Within the EU program Horizon 2020 the German Aerospace Center (DLR) and the five partners from industry teamed up in the project RETALT (RETro propulsion Assisted Landing Technologies) to enhance the know-how in reusable rockets in Europe, which start upright and land upright after a successful mission. For that, they commonly decided to investigate and develop key technologies to land rockets backwards. During the three years of the project lifetime the consortium will investigate the areas of aerodynamics, aerothermodynamics (i.e. the temperatures that evolve at the surface of the vehicle during flight), flight dynamics, guidance, navigation and control, and advanced structural parts, materials and mechanisms.
For this purpose, two types of rocket launchers will be investigated which both start and land in an upright position. One of them has two stages and is similar to conventional rockets like the Falcon 9 or the Ariane 5 launcher (RETALT1). For this launcher only the first stage will be landed again. The second launcher (RETALT2) has only a single stage. It is a more academic configuration and when returning it will break not only with retro propulsion but also with the aid of a large aerodynamic base surface at the bottom.
The RETALT-Team will investigate the aspects and physical foundations of retro propulsive landing based on the reference configurations and models and demonstrators of smaller scale. Thus, models of a scale of around 1:100 will be tested in the DLR wind tunnel facilities and demonstrators of structural components such as the landing legs will be built at a scale of around 1:3. In the course of the project, the technologies will be tested in representative environments in view of a demonstration in orbit in follow-up projects.

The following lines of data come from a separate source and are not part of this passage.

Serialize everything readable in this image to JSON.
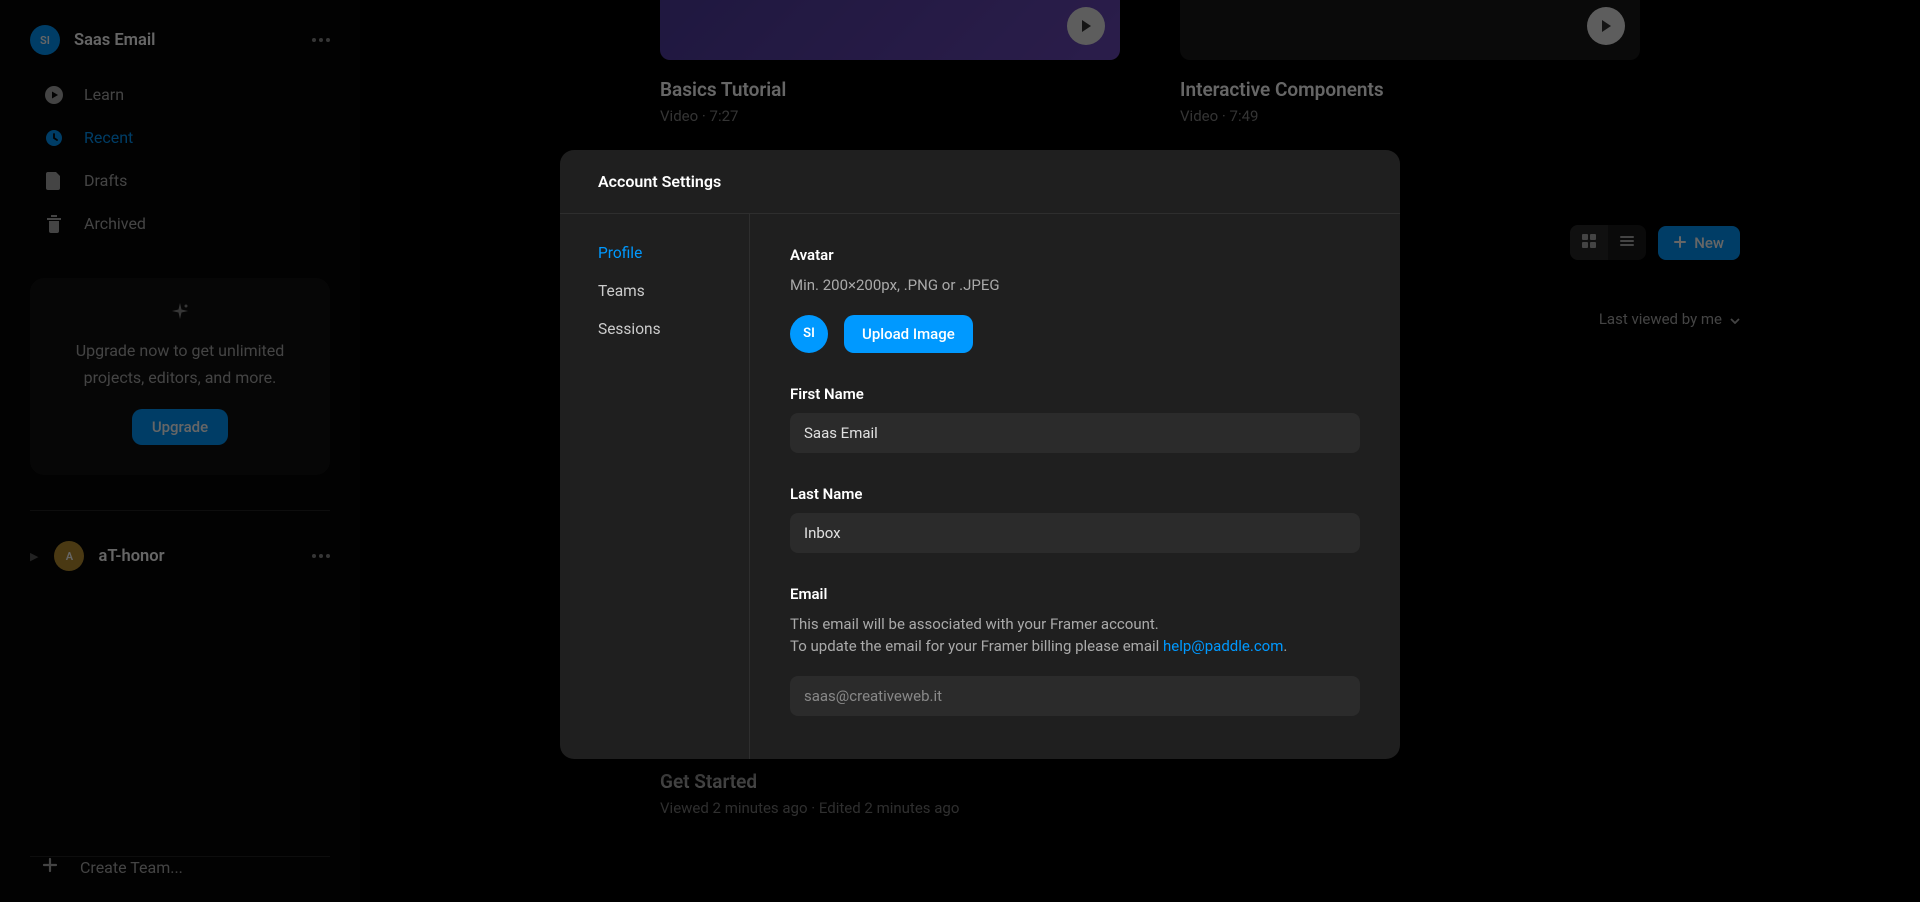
{
  "sidebar": {
    "workspace_avatar_text": "SI",
    "workspace_name": "Saas Email",
    "nav": [
      {
        "label": "Learn",
        "icon": "play-circle-icon"
      },
      {
        "label": "Recent",
        "icon": "clock-icon"
      },
      {
        "label": "Drafts",
        "icon": "file-icon"
      },
      {
        "label": "Archived",
        "icon": "trash-icon"
      }
    ],
    "upgrade_text": "Upgrade now to get unlimited projects, editors, and more.",
    "upgrade_button": "Upgrade",
    "team_avatar_text": "A",
    "team_name": "aT-honor",
    "create_team_label": "Create Team..."
  },
  "tutorials": [
    {
      "title": "Basics Tutorial",
      "meta": "Video · 7:27"
    },
    {
      "title": "Interactive Components",
      "meta": "Video · 7:49"
    }
  ],
  "toolbar": {
    "new_label": "New",
    "sort_label": "Last viewed by me"
  },
  "project": {
    "title": "Get Started",
    "meta": "Viewed 2 minutes ago · Edited 2 minutes ago"
  },
  "modal": {
    "title": "Account Settings",
    "nav": [
      "Profile",
      "Teams",
      "Sessions"
    ],
    "avatar_label": "Avatar",
    "avatar_sub": "Min. 200×200px, .PNG or .JPEG",
    "avatar_text": "SI",
    "upload_label": "Upload Image",
    "firstname_label": "First Name",
    "firstname_value": "Saas Email",
    "lastname_label": "Last Name",
    "lastname_value": "Inbox",
    "email_label": "Email",
    "email_sub_1": "This email will be associated with your Framer account.",
    "email_sub_2a": "To update the email for your Framer billing please email ",
    "email_sub_link": "help@paddle.com",
    "email_sub_2b": ".",
    "email_value": "saas@creativeweb.it"
  }
}
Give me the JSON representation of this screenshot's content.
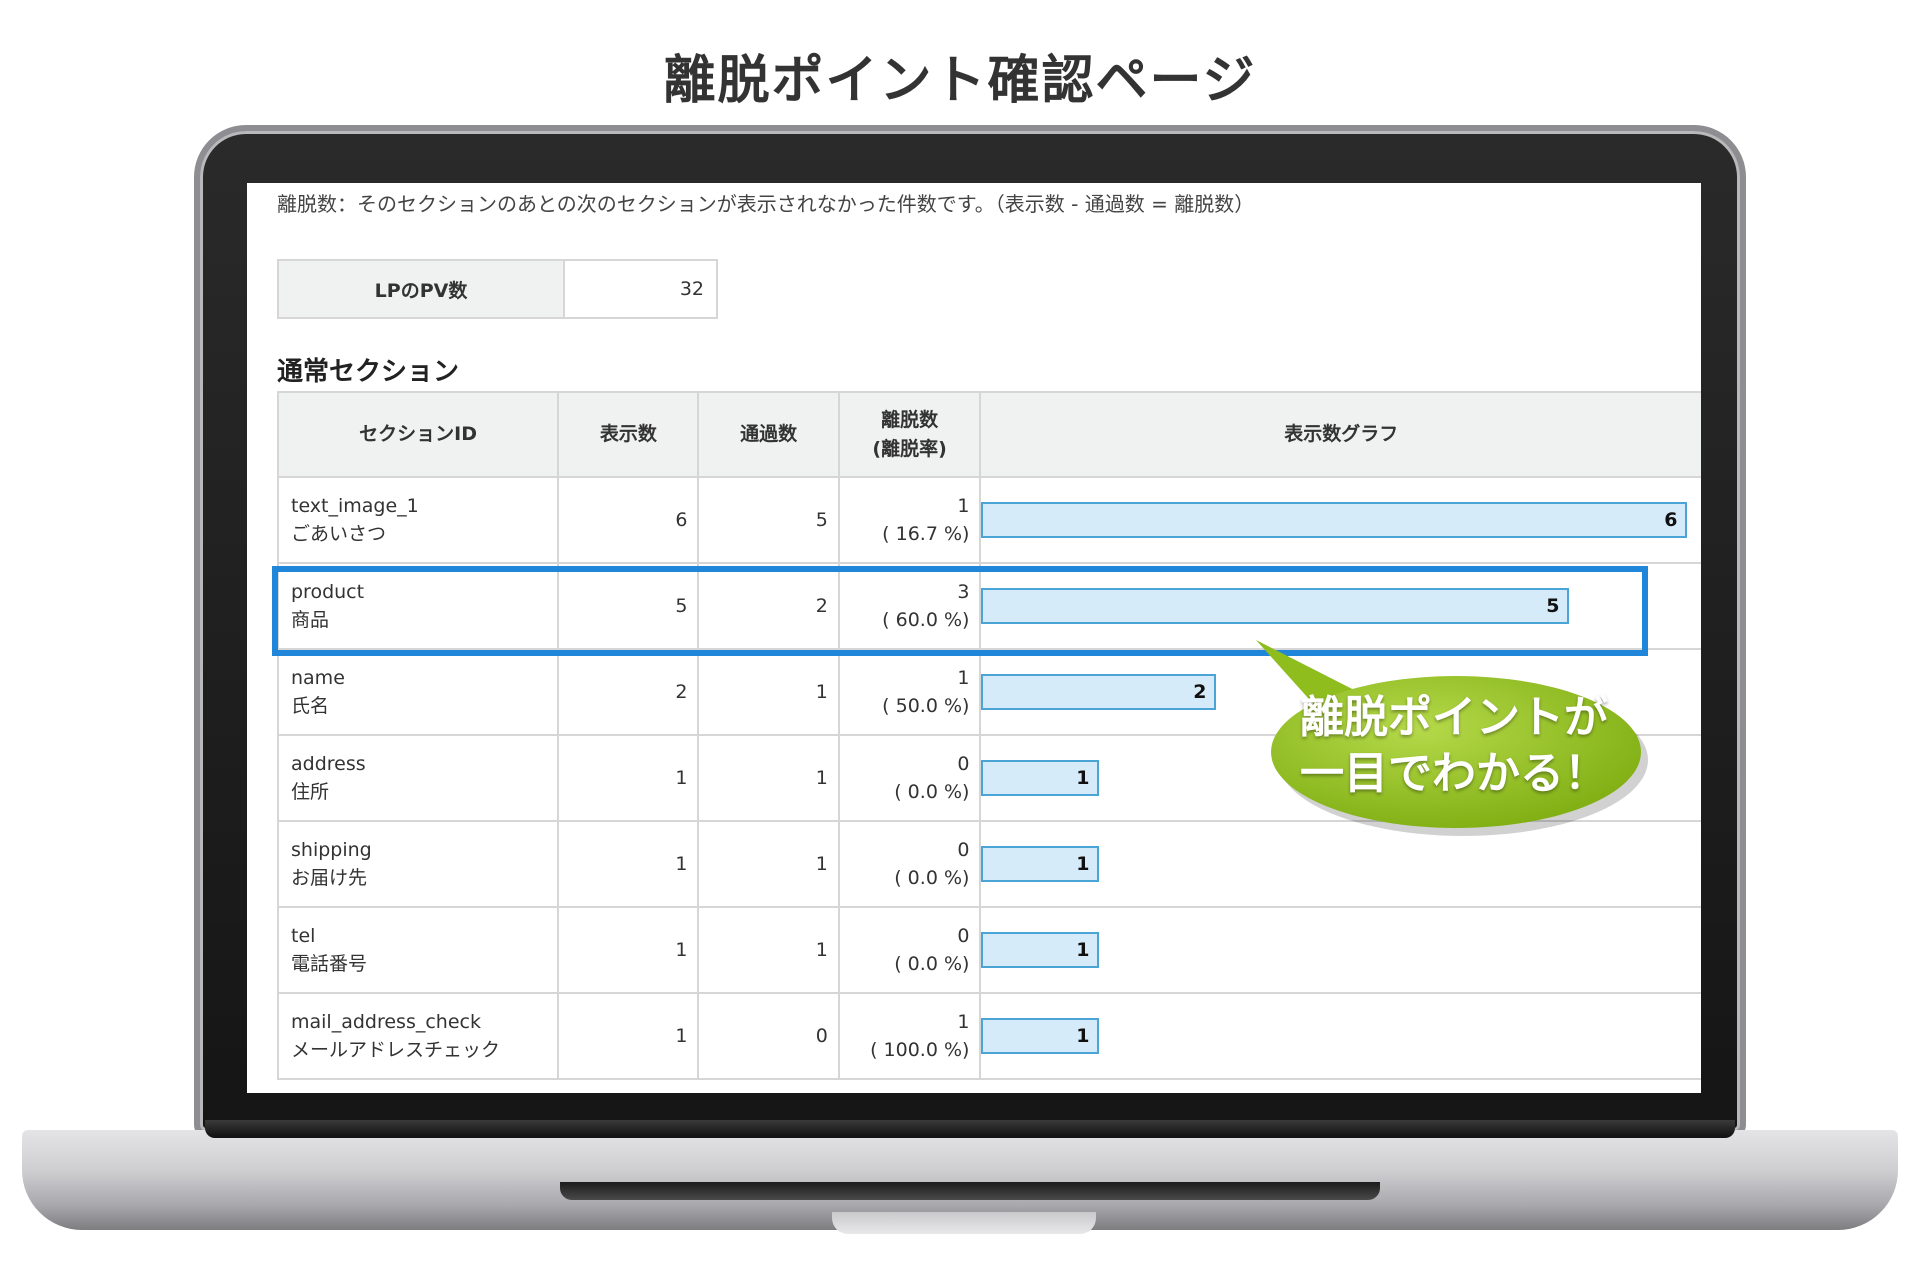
{
  "page_title": "離脱ポイント確認ページ",
  "description": "離脱数：そのセクションのあとの次のセクションが表示されなかった件数です。（表示数 - 通過数 = 離脱数）",
  "pv": {
    "label": "LPのPV数",
    "value": "32"
  },
  "section_title": "通常セクション",
  "headers": {
    "section_id": "セクションID",
    "views": "表示数",
    "passes": "通過数",
    "exits_line1": "離脱数",
    "exits_line2": "(離脱率)",
    "graph": "表示数グラフ"
  },
  "rows": [
    {
      "id": "text_image_1",
      "name": "ごあいさつ",
      "views": "6",
      "passes": "5",
      "exits": "1",
      "rate": "( 16.7 %)",
      "bar_value": 6
    },
    {
      "id": "product",
      "name": "商品",
      "views": "5",
      "passes": "2",
      "exits": "3",
      "rate": "( 60.0 %)",
      "bar_value": 5
    },
    {
      "id": "name",
      "name": "氏名",
      "views": "2",
      "passes": "1",
      "exits": "1",
      "rate": "( 50.0 %)",
      "bar_value": 2
    },
    {
      "id": "address",
      "name": "住所",
      "views": "1",
      "passes": "1",
      "exits": "0",
      "rate": "( 0.0 %)",
      "bar_value": 1
    },
    {
      "id": "shipping",
      "name": "お届け先",
      "views": "1",
      "passes": "1",
      "exits": "0",
      "rate": "( 0.0 %)",
      "bar_value": 1
    },
    {
      "id": "tel",
      "name": "電話番号",
      "views": "1",
      "passes": "1",
      "exits": "0",
      "rate": "( 0.0 %)",
      "bar_value": 1
    },
    {
      "id": "mail_address_check",
      "name": "メールアドレスチェック",
      "views": "1",
      "passes": "0",
      "exits": "1",
      "rate": "( 100.0 %)",
      "bar_value": 1
    }
  ],
  "bar_max": 6,
  "callout": {
    "line1": "離脱ポイントが",
    "line2": "一目でわかる！"
  },
  "colors": {
    "highlight": "#1f86d9",
    "bar_fill": "#d6ebf9",
    "bar_border": "#4aa5d6",
    "callout_green": "#8fbd1e"
  }
}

The DLR Institute of Aerodynamics and Flow Technology is involved in the project with the Supersonic and Hypersonic Technologies Department and the Spacecraft Department. The Supersonic and Hypersonic Technologies Department is responsible for the coordination of the project, the design of the reference configurations and the assessment of aerodynamics and aerothermodynamic behavior via wind tunnel tests. The Spacecraft Department characterizes the aerothermodynamic behavior of the configurations with the aid of Computational Fluid Dynamics (CFD) simulations and is responsible for the validation of the DLR flow solver TAU for such applications.